Financial Health and the Intensive Margin of Trade
One sentence summary: Finance facilitates trade for big-sized and productive firms in emerging markets.
The corresponding paper by Deniz Baglan and Hakan Yilmazkuday has been accepted for publication at Emerging Markets Finance and Trade.
Abstract
Using data on 2380 firms from nine emerging countries, this
paper shows that there is a positive and significant relationship between
financial health and the intensive margin of trade. The magnitude of this
positive relationship is shown to depend on several firm characteristics, where
the effects of financial health on firm-level exports are larger for firms with
higher levels of export, bigger size (measured by assets), higher productivity
(measured by value added per worker), and moderate levels of financial health
(measured by cash flow over total assets). The results are robust to the
consideration of foreign ownership and country characteristics as well as
industry and time fixed effects.
Non-technical Summary
International exporting at the firm level is subject to
fixed costs, especially the costs related to finance; e.g., up to 90% of world
trade has been estimated to rely on some form of trade finance. However,
whether these costs are paid for one time (e.g., sunk costs at the time of
entry into international markets) or each time (i.e., financial costs paid any
time exported, such as costs of shipping, duties and freight insurance before
export revenues are realized) is a subject of debate. While the former is
connected to the role of finance in the extensive margin of trade, the latter
is associated with the role of finance in the intensive margin of trade. The
existing literature agree upon the role of finance on the extensive margin of
trade. However, evidence for the role of finance on the intensive margin of
trade is limited.
Within this picture, this paper investigates the relationship
between financial health and the intensive margin of trade. Since financially
more vulnerable firms may have alternative necessities for finance, we also consider
possible nonlinearities arising from the determinants of financial
vulnerability, such as size, productivity and foreign ownership, by employing
parametric threshold and nonparametric estimation models. The Enterprise
Surveys of the World Bank are used, where the data include observations from
2380 firms across nine emerging countries. Exports are measured in U.S. dollars,
financial health is measured by the lagged value of cash flow over total
assets, size is measured by the lagged value of log assets measured in U.S.

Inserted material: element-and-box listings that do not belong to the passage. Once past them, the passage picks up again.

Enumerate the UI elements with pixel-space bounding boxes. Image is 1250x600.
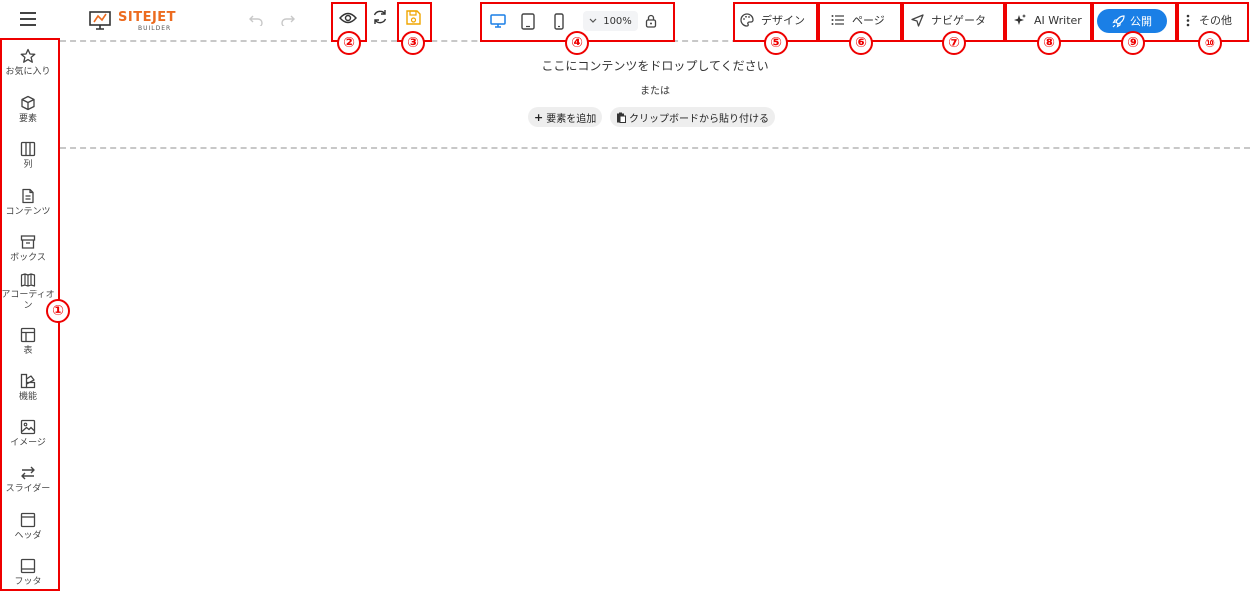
annotation-number-8: ⑧: [1037, 31, 1061, 55]
annotation-number-9: ⑨: [1121, 31, 1145, 55]
redo-button[interactable]: [280, 12, 296, 28]
undo-icon: [249, 15, 263, 26]
add-element-button[interactable]: + 要素を追加: [528, 107, 603, 127]
refresh-button[interactable]: [369, 7, 391, 27]
annotation-number-7: ⑦: [942, 31, 966, 55]
plus-icon: +: [534, 110, 544, 124]
logo-subtext: BUILDER: [138, 25, 172, 32]
annotation-number-3: ③: [401, 31, 425, 55]
refresh-icon: [373, 10, 387, 24]
paste-clipboard-button[interactable]: クリップボードから貼り付ける: [610, 107, 775, 127]
annotation-number-1: ①: [46, 299, 70, 323]
undo-button[interactable]: [248, 12, 264, 28]
drop-zone-or: または: [640, 86, 670, 97]
annotation-number-5: ⑤: [764, 31, 788, 55]
monitor-logo-icon: [89, 11, 111, 30]
drop-zone-title: ここにコンテンツをドロップしてください: [541, 59, 769, 73]
add-element-label: 要素を追加: [546, 113, 597, 125]
annotation-number-2: ②: [337, 31, 361, 55]
redo-icon: [281, 15, 295, 26]
annotation-number-6: ⑥: [849, 31, 873, 55]
paste-label: クリップボードから貼り付ける: [629, 113, 769, 125]
drop-zone-bottom-border: [60, 147, 1250, 149]
logo-text: SITEJET: [118, 10, 177, 25]
annotation-number-10: ⑩: [1198, 31, 1222, 55]
annotation-number-4: ④: [565, 31, 589, 55]
menu-button[interactable]: [20, 12, 36, 26]
clipboard-icon: [617, 112, 626, 123]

dollars, and productivity is measured by the lagged ratio of value added
(measured in U.S. dollars) over the number of workers, where using lagged
values on the right hand side is important to control for any potential
endogeneity problem.
The empirical results show that financial health is a
significant factor in explaining the intensive margin of trade for many firms
in our sample, although the magnitude of the effect changes across firms. When
we search for a systematic explanation, we show that there are significant
nonlinearities in the relationship between finance and the level of exports:
financial health leads to higher levels of exports for highly-exporting, large,
productive or domestically owned firms, after controlling for all else.
Therefore, the role of finance on the intensive margin of trade is subject to
nonlinearities in explanatory variables as suggested by the theoretical
literature (which is discussed in details in the next section).
When we search for specific firm characteristics that are
consistent with financial health being effective on the level of exports, we
find through parametric threshold analyses that financial health is positively
and statistically significant more for firms with sizes (measured by assets)
higher than about 1,794,075(=exp(14.4)) U.S. dollars, with productivities
higher than 8.05 U.S. dollars of value added per worker, and with cash flow
over total asset measures more than 0.15. Despite their nonlinear structure,
since parametric threshold models are still restrictive due to their piecewise
linear structure on the financial health function, for robustness, when we
continue our investigation using a nonparametric model, we show that the
results are qualitatively the same and quantitatively very similar to the
parametric threshold analysis. In particular, financial health is positively
and statistically significant mostly for firms with median export values higher
than about 80,000(=exp(11.3)) U.S. dollars (corresponding to about 33% of the
observations in our sample), with median sizes (measured by assets) higher than
about 180,000(=exp(12.1)) U.S. dollars (corresponding to about 50% of the
observations in our sample), with median productivities higher than 7.12 U.S.
dollars of value added per worker (corresponding to about 46% of the
observations in our sample), and with median cash flow over total asset
measures between 0.04 and 1.02 (corresponding to about 68% of the observations
in our sample).
Hence, we provide clues for policy makers regarding which
firms are more beneficial to subsidize in order to achieve higher export
volumes that would support an export-oriented growth strategy. These results
are robust to the consideration of the nationality of firms and
country-industry-time fixed effects which are important to control for the
effects of finance across emerging countries with potentially heterogenous
characteristics where banks may be different or some firms may have export
promotion agencies whilst others may not.